I attended a talk yesterday where Keith Baggerly explained the extraordinary steps he and his colleagues went through in an attempt to reproduce the results in a medical article published last year by Potti et al. He called this process “forensic bioinformatics,” attempting to reconstruct the process that lead to the published conclusions. He showed how he could reproduce parts of the results in the article in question by, among other things, reversing the labels on some of the groups. (For details, see “Microarrays: retracing steps” by Kevin Coombes, Jing Wang, and Keith Baggerly in Nature Medicine, November 2007, pp 1276-1277.)

While they were able to reverse-engineer many of the mistakes in the paper, some remain a mystery. In any case, they claim that the results of the paper are just wrong. They conclude “The idea … is exciting. Our analysis, however, suggests that it did not work here.”

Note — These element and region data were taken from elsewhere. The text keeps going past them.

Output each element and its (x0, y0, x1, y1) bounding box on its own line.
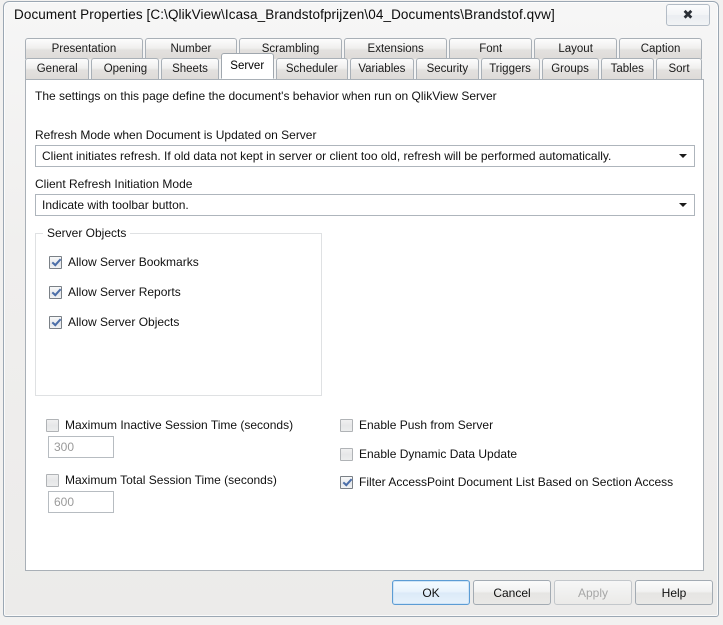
tab-label: Opening (103, 63, 148, 75)
tab-label: Tables (610, 63, 644, 75)
checkbox-icon (49, 315, 62, 329)
tab-label: Groups (551, 63, 589, 75)
tab-label: General (36, 63, 78, 75)
max-inactive-session-value: 300 (54, 440, 75, 454)
refresh-mode-label: Refresh Mode when Document is Updated on… (35, 128, 317, 142)
tab-variables[interactable]: Variables (349, 58, 415, 79)
screen: Document Properties [C:\QlikView\Icasa_B… (0, 0, 723, 625)
tab-general[interactable]: General (25, 58, 90, 79)
tab-label: Font (479, 43, 503, 55)
window-title: Document Properties [C:\QlikView\Icasa_B… (14, 7, 555, 22)
tab-server[interactable]: Server (220, 53, 274, 79)
refresh-mode-select[interactable]: Client initiates refresh. If old data no… (35, 145, 695, 167)
tab-caption[interactable]: Caption (619, 38, 703, 59)
checkbox-icon (340, 475, 353, 489)
tab-opening[interactable]: Opening (91, 58, 160, 79)
checkbox-enable-push-from-server[interactable]: Enable Push from Server (340, 418, 493, 432)
tab-label: Server (230, 60, 265, 72)
tab-extensions[interactable]: Extensions (344, 38, 448, 59)
tab-label: Layout (558, 43, 593, 55)
tab-scheduler[interactable]: Scheduler (275, 58, 348, 79)
tab-font[interactable]: Font (449, 38, 533, 59)
apply-button: Apply (554, 580, 632, 605)
max-inactive-session-checkbox[interactable]: Maximum Inactive Session Time (seconds) (46, 418, 293, 432)
tab-security[interactable]: Security (416, 58, 479, 79)
tab-label: Triggers (489, 63, 531, 75)
tab-row-bottom: General Opening Sheets Server Scheduler Varia… (25, 53, 704, 79)
checkbox-allow-server-objects[interactable]: Allow Server Objects (49, 315, 179, 329)
tab-layout[interactable]: Layout (534, 38, 618, 59)
checkbox-label: Enable Dynamic Data Update (359, 447, 518, 461)
client-refresh-select[interactable]: Indicate with toolbar button. (35, 194, 695, 216)
tab-label: Presentation (51, 43, 117, 55)
checkbox-label: Enable Push from Server (359, 418, 494, 432)
max-total-session-checkbox[interactable]: Maximum Total Session Time (seconds) (46, 473, 277, 487)
checkbox-label: Allow Server Objects (68, 315, 180, 329)
ok-button[interactable]: OK (392, 580, 470, 605)
max-total-session-input[interactable]: 600 (48, 491, 114, 513)
tab-label: Variables (358, 63, 406, 75)
checkbox-icon (340, 418, 353, 432)
tab-label: Sort (668, 63, 690, 75)
checkbox-enable-dynamic-data-update[interactable]: Enable Dynamic Data Update (340, 447, 517, 461)
checkbox-icon (46, 418, 59, 432)
client-refresh-label: Client Refresh Initiation Mode (35, 177, 193, 191)
panel-description: The settings on this page define the doc… (35, 89, 497, 103)
tab-triggers[interactable]: Triggers (480, 58, 540, 79)
title-bar: Document Properties [C:\QlikView\Icasa_B… (4, 2, 718, 32)
checkbox-icon (46, 473, 59, 487)
max-total-session-value: 600 (54, 495, 75, 509)
tab-label: Sheets (172, 63, 208, 75)
help-button[interactable]: Help (635, 580, 713, 605)
checkbox-allow-server-bookmarks[interactable]: Allow Server Bookmarks (49, 255, 199, 269)
tab-sort[interactable]: Sort (655, 58, 703, 79)
tab-label: Scheduler (285, 63, 338, 75)
tab-sheets[interactable]: Sheets (161, 58, 219, 79)
tab-label: Security (426, 63, 469, 75)
checkbox-label: Allow Server Bookmarks (68, 255, 199, 269)
refresh-mode-value: Client initiates refresh. If old data no… (42, 149, 612, 163)
checkbox-allow-server-reports[interactable]: Allow Server Reports (49, 285, 181, 299)
tab-tables[interactable]: Tables (600, 58, 654, 79)
tab-label: Extensions (367, 43, 424, 55)
document-properties-dialog: Document Properties [C:\QlikView\Icasa_B… (3, 1, 719, 617)
tab-presentation[interactable]: Presentation (25, 38, 143, 59)
tab-groups[interactable]: Groups (541, 58, 599, 79)
tab-label: Caption (640, 43, 681, 55)
close-icon: ✖ (682, 7, 694, 23)
tab-label: Number (170, 43, 212, 55)
server-objects-group-title: Server Objects (43, 226, 131, 240)
close-button[interactable]: ✖ (666, 4, 710, 26)
checkbox-icon (340, 447, 353, 461)
client-refresh-value: Indicate with toolbar button. (42, 198, 189, 212)
cancel-button[interactable]: Cancel (473, 580, 551, 605)
tab-row-top: Presentation Number Scrambling Extensions Fo… (25, 38, 704, 59)
checkbox-icon (49, 285, 62, 299)
checkbox-icon (49, 255, 62, 269)
chevron-down-icon (672, 195, 694, 215)
server-objects-group: Server Objects Allow Server Bookmarks All… (35, 226, 322, 396)
max-inactive-session-label: Maximum Inactive Session Time (seconds) (65, 418, 294, 432)
chevron-down-icon (672, 146, 694, 166)
checkbox-filter-accesspoint-document-list-based-on-section-access[interactable]: Filter AccessPoint Document List Based o… (340, 475, 673, 489)
checkbox-label: Filter AccessPoint Document List Based o… (359, 475, 674, 489)
max-inactive-session-input[interactable]: 300 (48, 436, 114, 458)
checkbox-label: Allow Server Reports (68, 285, 181, 299)
server-settings-panel: The settings on this page define the doc… (25, 79, 704, 571)
max-total-session-label: Maximum Total Session Time (seconds) (65, 473, 277, 487)
dialog-button-bar: OK Cancel Apply Help (4, 580, 718, 618)
tab-strip: Presentation Number Scrambling Extensions Fo… (25, 38, 704, 80)
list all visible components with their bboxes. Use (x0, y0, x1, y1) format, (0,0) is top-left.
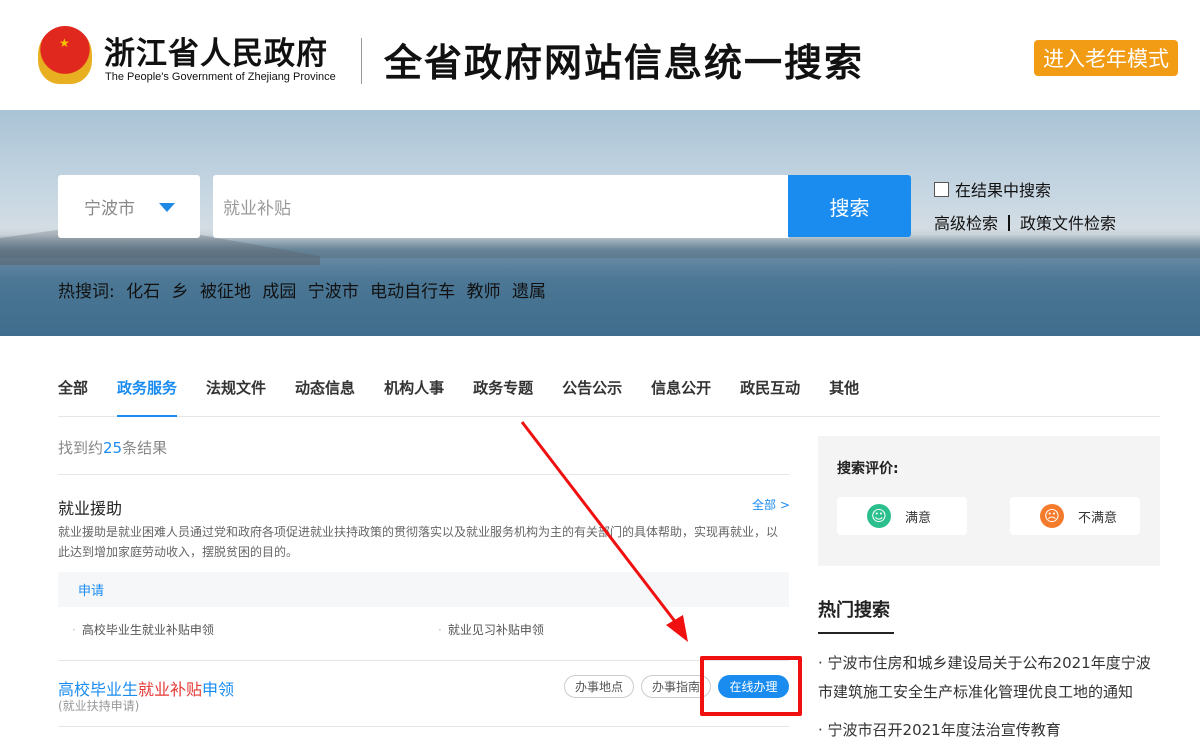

The authors of the original article replied that there were a few errors but that these have been fixed and they didn’t effect the conclusions anyway. Baggerly and his colleagues disagree. So is this just a standoff with two sides pointing fingers at each other saying the other guys are wrong? No. There’s an important asymmetry between the two sides: the original analysis is opaque but the critical analysis is transparent. Baggerly and company have written code to carry out every tiny step of their analysis and made the Sweave code available for anyone to download. In other words, they didn’t just publish their paper, they published code to write their paper.

Sweave is a program that lets authors mix prose (LaTeX) with code (R) in a single file. Users do not directly paste numbers and graphs into a paper. Instead, they embed the code to produce the numbers and graphs, and Sweave replaces the code with the results of running the code. (Sweave embeds R inside LaTeX the way CGI embeds Perl inside HTML.) Sweave doesn’t guarantee reproducibility, but it is a first step.